The aim of this project is to examine the interplay between a range of environmental variables (including broadly defined geochemical landscapes, topography and geography, e.g., plains v uplands, and rural v urban settings), which combine to influence subsistence patterns and thus diet, which in turn inform both the demographic characteristics of communities and their oral health. Core variables targeted will include dental caries, antemortem tooth loss, periodontal disease, periapical abscesses and alveolar defects, while oral health will be further contextualised within the oral microbiome as assayed through the study of archaeological dental calculus (Kinaston et al. 2019).
In terms of research training, the University of Aberdeen is home to Scotland’s most prestigious geosciences school, with the expertise and capacity to both train and support the student in their palaeoenvironmental reconstructions and modelling of targeted sites in Scotland and Ireland.
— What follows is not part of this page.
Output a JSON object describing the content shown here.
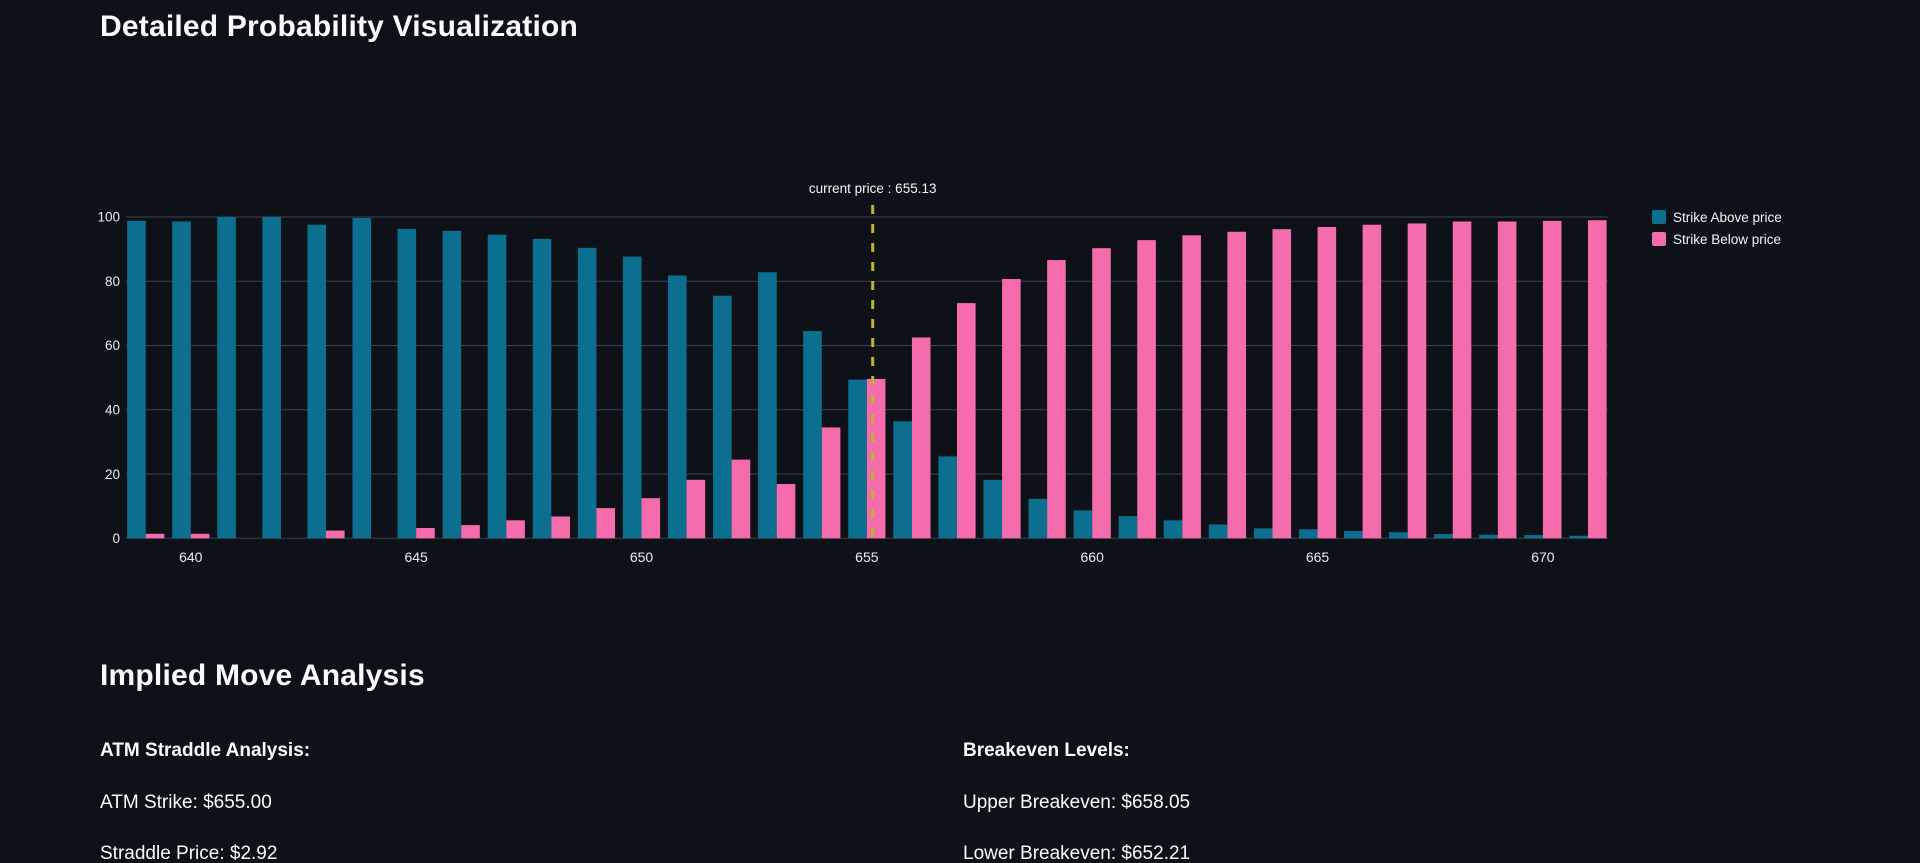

Aberdeen and Queens have extensive experience and considerable internationally recognised expertise in researching health in ancient populations, providing the best possible training in this area. Moreover, given recent research suggesting a link between oral health outcomes and fertility rates (associated with population growth and decline), a substantive component of this PhD project will involve modelling historic demographic patterns, supported by researchers with the Centre for Palaeodemography and Paleoepidemiology (CPP 2021).